Gericht lässt Anklage im Loveparade-Verfahren nicht zu

Gutachten nicht verwertbar

Das Landgericht Duisburg eröffnet keinen Strafprozess wegen der Loveparade-Katastrophe mit 21 Toten im Jahr 2010. Die 5. Große Strafkammer habe die Anklage der Staatsanwaltschaft nicht zugelassen, teilte das Gericht am Dienstag mit.

Gedenkstätte Loveparade (dpa)
Gedenkstätte Loveparade / ( dpa )

Die Verurteilung der Angeklagten sei nicht zu erwarten, weil kein hinreichender Tatverdacht bestehe. Die Staatsanwaltschaft hatte vier Mitarbeitern der Veranstalterfirma Lopavent und sechs Bediensteten der Stadt Duisburg unter anderem fahrlässige Tötung und fahrlässige Körperverletzung vorgeworfen.

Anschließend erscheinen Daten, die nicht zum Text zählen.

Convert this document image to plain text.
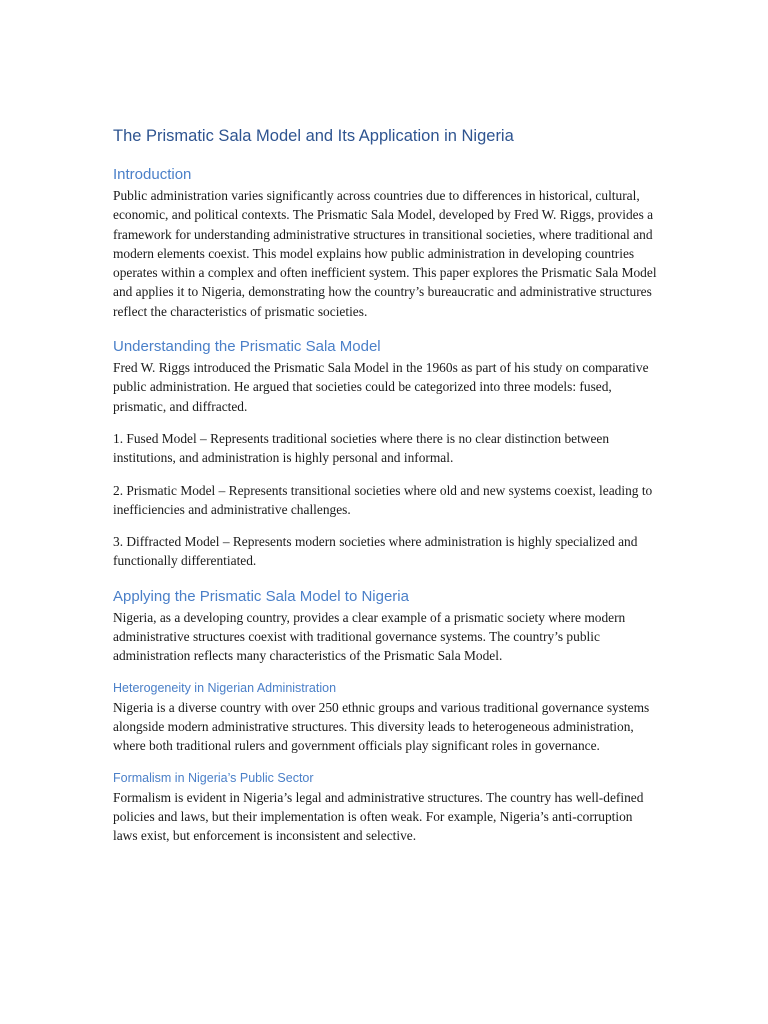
The Prismatic Sala Model and Its Application in Nigeria
Introduction

Public administration varies significantly across countries due to differences in historical, cultural, economic, and political contexts. The Prismatic Sala Model, developed by Fred W. Riggs, provides a framework for understanding administrative structures in transitional societies, where traditional and modern elements coexist. This model explains how public administration in developing countries operates within a complex and often inefficient system. This paper explores the Prismatic Sala Model and applies it to Nigeria, demonstrating how the country’s bureaucratic and administrative structures reflect the characteristics of prismatic societies.

Understanding the Prismatic Sala Model

Fred W. Riggs introduced the Prismatic Sala Model in the 1960s as part of his study on comparative public administration. He argued that societies could be categorized into three models: fused, prismatic, and diffracted.

1. Fused Model – Represents traditional societies where there is no clear distinction between institutions, and administration is highly personal and informal.

2. Prismatic Model – Represents transitional societies where old and new systems coexist, leading to inefficiencies and administrative challenges.

3. Diffracted Model – Represents modern societies where administration is highly specialized and functionally differentiated.

Applying the Prismatic Sala Model to Nigeria

Nigeria, as a developing country, provides a clear example of a prismatic society where modern administrative structures coexist with traditional governance systems. The country’s public administration reflects many characteristics of the Prismatic Sala Model.

Heterogeneity in Nigerian Administration

Nigeria is a diverse country with over 250 ethnic groups and various traditional governance systems alongside modern administrative structures. This diversity leads to heterogeneous administration, where both traditional rulers and government officials play significant roles in governance.

Formalism in Nigeria’s Public Sector

Formalism is evident in Nigeria’s legal and administrative structures. The country has well-defined policies and laws, but their implementation is often weak. For example, Nigeria’s anti-corruption laws exist, but enforcement is inconsistent and selective.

Gutachten nicht verwertbar

Als Grund für seine Entscheidung erklärte das Gericht, dass das wesentliche Beweismittel der Anklage, das Gutachten des britischen Panikforschers Keith Still, nicht verwertbar sei. Es leide an gravierenden inhaltlichen und methodischen Mängeln und beantworte nicht die Frage, aus welchen Gründen es zu der Massenpanik gekommen sei. Zudem bestehe die Besorgnis, dass der Gutachter befangen sei, erklärte das Gericht weiter. Die Richter hatten dem Experten zuvor bereits 75 Ergänzungsfragen zu seinem Ursprungsgutachten gestellt. Diese hätten aber die offenen Fragen nicht klären und die grundlegenden Mängel nicht beheben können, hieß es. Andere tragfähige Beweismittel liegen nach Angaben des Gerichts nicht vor.

Empörung bei Nebenklägern

Die Entscheidung des Duisburger Landgerichts, keinen Strafprozess zum Loveparade-Unglück zu führen, hat Empörung bei den Nebenklägern ausgelöst. "Das ist ein Justizskandal, nach fünfeinhalb Jahren Ermittlungen zu so einem Ergebnis zu kommen", sagte der Düsseldorfer Anwalt Julius Reiter am Dienstag der Deutschen Presse-Agentur. Reiter vertritt rund 100 Betroffene, darunter die Angehörigen von vier Todesopfern. Die Verletzten und die Hinterbliebenen der Toten hätten kein Verständnis für die Entscheidung des Gerichts, sagte Reiter. "Sie sind jahrelang mit der Ankündigung vertröstet worden, Gründlichkeit gehe vor Schnelligkeit."

"Bankrotterklärung der Justiz"

Reiter sprach von einer "Bankrotterklärung der Justiz". Das Gutachten des britischen Panikforschers Keith Still sei sicher zu kritisieren. Die Mängel reichten aber nicht aus, um die Anklage nicht zuzulassen.

Bei der Loveparade in Duisburg am 24. Juli 2010 war es an einer Engstelle zu einem tödlichen Gedränge gekommen. 21 Menschen starben, mehr als 650 wurden verletzt, einige von ihnen schwer. Die Staatsanwaltschaft hatte sechs Mitarbeiter der Stadt Duisburg und vier Mitarbeiter des Veranstalters wegen fahrlässiger Tötung und fahrlässiger Körperverletzung angeklagt.